I read this week that someone had recently died in hospital from infected bedsores! I cannot think of a worse indictment on the NHS than this horrendous example of poor nursing. There is just no excuse for this type of neglect and so many people have to take responsibility for the consequences but under NoLab we know that nothing will happen. In recent years there have been so many examples of poor hygiene and poor nursing practice that it is now becoming commonplace. Africa would not accept the standards in our NHS hospitals never mind the rest of Europe. It has come to the point where admittance to an NHS hospital seriously threatens your health.

Now I hold my hands up because I owe my life to the NHS. In 2001 I collapsed suddenly and subsequently had my colon and major bowel removed. Following the operation I had peritonitis which caused septicemia and so I was rather poorly and spent a week in intensive care. It never rains but it pours!

After that little lot I was in Leicester Glenfield hospital for about three months and had first hand experience of modern nursing. Now as most of us know hospital life can be really boring and I became an interested observer of life on my ward. I realised very quickly that to receive the best treatment I had to play the game. My surgeon was fantastic! He has always been fantastic and to this day I think of him as more of a friend than a surgeon. Mr Adam Scott is a modern gentleman who possesses a wonderful bedside manner and cares for his patients in the time honoured tradition of the NHS. How he does it I will never know but after him there was a problem.

The young doctors generally did not have the same dedication or attention to detail. Let me give you an example. I was due a home visit which is so precious that you cannot imagine. Every day the nurses had to record my 'functions' and at that time I was still emiting puss from my stomach wound (Sorry!. Some silly moo entered the amount of urine that I was passing in the puss column and the young doctor stopped my home visit on that pretext! He seemed amazed that I was so incensed!! If that amount of puss was coming out of my stomach then surely I was dead meat!! Not in his world he believed the entry and did not query it.

But back to the nurses who generally were more interested in their social life than the problems faced by the patients.
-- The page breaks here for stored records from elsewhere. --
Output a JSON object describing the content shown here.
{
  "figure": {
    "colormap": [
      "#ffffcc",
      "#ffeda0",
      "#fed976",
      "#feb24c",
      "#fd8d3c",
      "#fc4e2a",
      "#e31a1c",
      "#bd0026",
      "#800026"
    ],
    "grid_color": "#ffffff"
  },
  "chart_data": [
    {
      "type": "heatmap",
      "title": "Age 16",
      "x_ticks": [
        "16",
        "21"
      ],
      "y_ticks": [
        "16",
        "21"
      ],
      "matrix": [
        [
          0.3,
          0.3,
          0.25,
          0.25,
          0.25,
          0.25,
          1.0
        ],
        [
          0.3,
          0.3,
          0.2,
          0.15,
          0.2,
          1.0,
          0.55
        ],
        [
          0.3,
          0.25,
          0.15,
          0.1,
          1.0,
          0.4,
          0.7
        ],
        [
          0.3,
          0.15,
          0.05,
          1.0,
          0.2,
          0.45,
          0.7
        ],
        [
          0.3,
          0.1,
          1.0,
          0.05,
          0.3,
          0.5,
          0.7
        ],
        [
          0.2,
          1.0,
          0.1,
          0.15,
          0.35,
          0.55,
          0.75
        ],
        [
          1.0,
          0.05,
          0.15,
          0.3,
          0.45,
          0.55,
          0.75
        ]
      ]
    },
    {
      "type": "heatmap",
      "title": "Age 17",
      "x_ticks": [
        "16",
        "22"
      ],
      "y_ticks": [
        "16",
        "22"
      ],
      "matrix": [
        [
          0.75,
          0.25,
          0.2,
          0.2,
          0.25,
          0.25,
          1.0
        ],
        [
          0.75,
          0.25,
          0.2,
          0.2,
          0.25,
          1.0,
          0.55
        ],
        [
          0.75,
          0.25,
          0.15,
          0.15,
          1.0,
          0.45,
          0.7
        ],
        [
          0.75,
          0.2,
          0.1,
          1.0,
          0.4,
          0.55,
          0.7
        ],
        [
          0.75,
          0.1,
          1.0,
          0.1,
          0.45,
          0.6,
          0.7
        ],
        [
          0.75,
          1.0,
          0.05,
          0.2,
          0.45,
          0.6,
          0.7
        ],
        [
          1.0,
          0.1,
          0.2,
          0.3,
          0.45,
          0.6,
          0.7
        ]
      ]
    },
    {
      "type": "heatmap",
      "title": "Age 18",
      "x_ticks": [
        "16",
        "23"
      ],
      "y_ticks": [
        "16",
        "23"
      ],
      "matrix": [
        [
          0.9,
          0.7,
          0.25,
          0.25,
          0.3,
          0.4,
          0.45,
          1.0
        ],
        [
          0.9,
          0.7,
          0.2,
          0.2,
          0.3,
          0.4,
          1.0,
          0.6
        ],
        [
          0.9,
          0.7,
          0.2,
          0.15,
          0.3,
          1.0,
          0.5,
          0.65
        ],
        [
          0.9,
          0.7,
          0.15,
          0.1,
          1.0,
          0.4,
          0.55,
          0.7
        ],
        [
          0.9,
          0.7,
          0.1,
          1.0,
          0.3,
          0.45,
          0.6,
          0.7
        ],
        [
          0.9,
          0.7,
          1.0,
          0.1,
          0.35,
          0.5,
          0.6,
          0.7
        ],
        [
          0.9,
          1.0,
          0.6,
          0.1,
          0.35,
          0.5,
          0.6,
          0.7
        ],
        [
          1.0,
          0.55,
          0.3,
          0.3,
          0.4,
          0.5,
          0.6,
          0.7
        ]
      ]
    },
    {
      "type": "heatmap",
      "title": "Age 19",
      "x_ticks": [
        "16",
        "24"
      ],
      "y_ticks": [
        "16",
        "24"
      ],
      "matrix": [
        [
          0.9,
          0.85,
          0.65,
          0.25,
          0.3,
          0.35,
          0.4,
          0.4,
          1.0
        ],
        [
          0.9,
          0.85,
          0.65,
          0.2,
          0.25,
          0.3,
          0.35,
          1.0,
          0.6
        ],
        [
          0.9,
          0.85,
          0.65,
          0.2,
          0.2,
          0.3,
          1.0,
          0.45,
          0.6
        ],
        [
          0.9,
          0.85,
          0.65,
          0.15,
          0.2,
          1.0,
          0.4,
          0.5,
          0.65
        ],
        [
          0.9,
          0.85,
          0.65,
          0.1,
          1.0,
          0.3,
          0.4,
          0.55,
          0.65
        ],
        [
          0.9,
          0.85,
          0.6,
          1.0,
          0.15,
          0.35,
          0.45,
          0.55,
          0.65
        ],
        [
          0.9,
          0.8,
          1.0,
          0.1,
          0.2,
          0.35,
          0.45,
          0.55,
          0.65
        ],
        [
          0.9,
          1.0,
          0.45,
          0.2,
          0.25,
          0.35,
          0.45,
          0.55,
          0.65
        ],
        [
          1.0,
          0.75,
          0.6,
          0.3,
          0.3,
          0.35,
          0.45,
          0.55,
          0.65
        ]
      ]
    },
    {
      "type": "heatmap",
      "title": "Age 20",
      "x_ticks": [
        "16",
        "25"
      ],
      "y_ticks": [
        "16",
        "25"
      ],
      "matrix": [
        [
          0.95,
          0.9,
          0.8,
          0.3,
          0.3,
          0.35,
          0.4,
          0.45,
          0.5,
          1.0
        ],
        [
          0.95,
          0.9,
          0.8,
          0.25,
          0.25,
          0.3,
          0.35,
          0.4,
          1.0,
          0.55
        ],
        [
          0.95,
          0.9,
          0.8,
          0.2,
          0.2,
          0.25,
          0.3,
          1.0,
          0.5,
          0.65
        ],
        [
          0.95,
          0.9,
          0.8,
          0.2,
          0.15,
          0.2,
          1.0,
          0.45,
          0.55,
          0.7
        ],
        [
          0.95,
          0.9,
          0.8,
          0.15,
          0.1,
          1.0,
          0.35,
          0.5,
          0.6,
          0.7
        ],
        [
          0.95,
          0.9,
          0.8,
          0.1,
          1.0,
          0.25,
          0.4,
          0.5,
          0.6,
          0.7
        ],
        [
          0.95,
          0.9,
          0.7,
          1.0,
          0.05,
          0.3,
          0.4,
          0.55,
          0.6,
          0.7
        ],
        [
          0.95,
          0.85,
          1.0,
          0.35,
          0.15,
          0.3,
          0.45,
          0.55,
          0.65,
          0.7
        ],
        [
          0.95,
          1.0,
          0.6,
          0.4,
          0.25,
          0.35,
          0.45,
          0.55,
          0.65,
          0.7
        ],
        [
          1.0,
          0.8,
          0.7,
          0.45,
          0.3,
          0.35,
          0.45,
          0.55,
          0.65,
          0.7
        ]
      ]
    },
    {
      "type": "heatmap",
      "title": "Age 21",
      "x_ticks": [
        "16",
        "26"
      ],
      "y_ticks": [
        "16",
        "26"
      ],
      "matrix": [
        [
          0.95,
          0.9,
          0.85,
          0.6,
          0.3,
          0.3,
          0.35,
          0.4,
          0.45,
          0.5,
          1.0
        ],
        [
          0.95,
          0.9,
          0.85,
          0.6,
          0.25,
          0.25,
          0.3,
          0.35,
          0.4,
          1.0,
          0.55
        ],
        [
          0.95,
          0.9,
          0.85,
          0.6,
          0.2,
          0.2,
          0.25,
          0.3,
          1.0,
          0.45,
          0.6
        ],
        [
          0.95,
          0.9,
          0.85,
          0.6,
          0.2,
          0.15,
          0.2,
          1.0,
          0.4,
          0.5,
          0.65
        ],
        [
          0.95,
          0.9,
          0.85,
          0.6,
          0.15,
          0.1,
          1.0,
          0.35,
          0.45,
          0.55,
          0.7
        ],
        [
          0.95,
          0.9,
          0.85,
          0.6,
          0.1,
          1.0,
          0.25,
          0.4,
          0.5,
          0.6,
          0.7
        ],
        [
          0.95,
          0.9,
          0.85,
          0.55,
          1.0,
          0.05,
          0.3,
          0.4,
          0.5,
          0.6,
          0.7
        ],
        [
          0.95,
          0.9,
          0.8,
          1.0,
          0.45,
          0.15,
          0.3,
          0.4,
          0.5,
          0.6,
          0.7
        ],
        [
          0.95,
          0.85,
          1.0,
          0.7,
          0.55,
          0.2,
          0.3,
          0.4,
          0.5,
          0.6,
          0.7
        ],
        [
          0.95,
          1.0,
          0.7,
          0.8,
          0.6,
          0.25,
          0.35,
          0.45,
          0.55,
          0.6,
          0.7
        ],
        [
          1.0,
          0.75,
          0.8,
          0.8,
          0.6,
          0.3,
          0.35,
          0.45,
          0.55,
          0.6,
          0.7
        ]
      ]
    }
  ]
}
Most nurses today routinely ignore the patient until they have to follow ward routine. They will come round with the pills or smile sweetly as they follow the surgeon around but for the rest of it one has to demand or learn how to extract attention. I was lucky because I am a bit bright and I soon learned the game but for those who cannot attract attention it must be horrendous.

On the evening that my appendix burst there were three nurses attending fifty men on male surgery. Twice I was ignored but on the third pass I leant from my bed and grabbed the wrist of the passing nurse because I knew that I was dying!! I don't know what happned next but I am alive today so I made an impression.

They are not all like that. Some of them do care what happens to their patients but I am afraid to say that they are few and far between. They are generally older and therefore more compassionate. In the nursing schools today nursing is not taught. Targets have to be met and that is the legacy of NoLab. Most recent patients will probably recognise that after surgery the nurses crowd around the reception desk with their mates and rarely enquire after the health of their patients. In one occasion after a day care operation a lady who was struggling to recover had to complain to the Staff Nurse that the staff were making so much noise that they were hindering her recovery. He apologised to the offending culprits before asking them to keep the noise down! The reduced volume lasted little more than five minutes!!

The nursing industry has to reintroduce discipline on the wards before we will ever combat disease and neglect. We must somehow reinvent nursing standards of the fifties but that means standing the world on its head. Will anyone have the guts to confront the problem? Once again I doubt it but then more old people will die and guess what? We will all get old one day.